Saturday, October 16, 2004

The Good News Is, He Has the Gout

Those of you who follow sports closely know that sports medicine can be a quirky, often incomprehensible field. The job of a sports doctor is very different from that of a normal MD--not always to heal or cure patients, but rather simply to stave off permanent physical damage or dull pain enough to allow an athlete to perform adequately through an injury. It's not unusual to hear a trainer or coach say something along the lines of,

"Well, McNair does have a collapsed lung and two exposed hemorrhaging arteries that will require surgery at some point. But we'll give him a pain-killing injection, have him run around, try putting some weight on that lung, and if he feels like he can go, he'll go."

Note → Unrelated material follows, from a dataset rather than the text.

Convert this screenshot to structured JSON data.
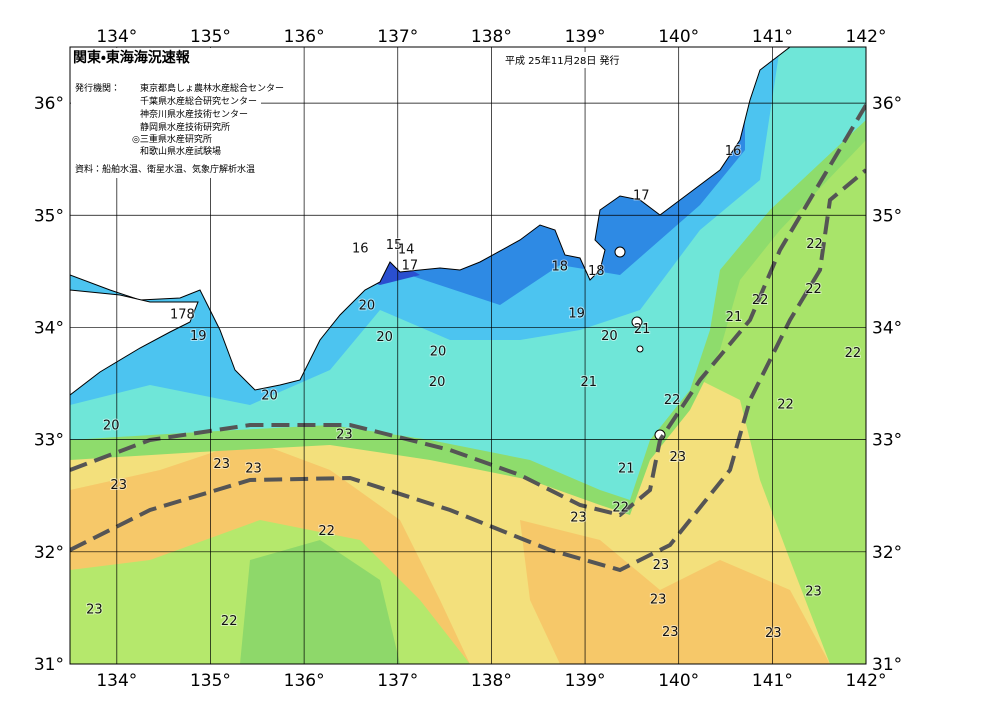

As a sports fan, you grow accustomed to hearing and accepting things like that as normal. Your perspective completely askew, you begin to think that someone who is unable to participate weekly in world-class athletic competition due to something as piddly as a separated shoulder or torn hamstring is a selfish, overpaid jock, while an injury like that ruins an average person's year.

I bring this up because I read a story this morning that caught even me, a skewed, jaded sports fan, completely off guard. Here's the opening sentence from a story entitled "Kline Gets Good News on Finger" about an injury to Cardinals Reliever Steve Kline:

HOUSTON -- Steve Kline and the Cardinals got just about the best possible news on Friday concerning Kline's extremely sore left index finger. After examination by a doctor in St. Louis, Kline is believed to have a case of gout aggravating the 70 percent tendon tear in the finger.

Now again, I'm no doctor, and I've heard a lot of crazy things from trainers and coaches. For a reporter to describe a case of the gout, however, as "the best possible news" seems a little strange to me. To be honest, I think everyone's just a little slap-happy about this gout thing. For example, Kline's trainer is quoted as saying that "there is a likelihood that the excess swelling is gout-related. " How often do you get to even say something like that? "Gout-related?" He went on, "he has gout, and that's one of the places gout goes, the extremities. So he's on his gout medication, and usually that takes about 48 hours and he gets some relief."

He's probably had that one in his pocket for years now, just waiting for the right moment, and he finally got it. Kudos to him for that, I suppose.


Blogger Tolles said...

If memory serves, this is not the first time that Kline has developed Gout. What’s with all these weird and gross diseases hitting Major League Baseball? Javier Vazquez gets pinkeye? Jason Giambi has god knows what? The entire Boston Red Sox roster comes down with cholera? (You watch, that team is so dirty.) I think MLB needs to institute a massive de-lousing project - prison style. Then we’ll get some results.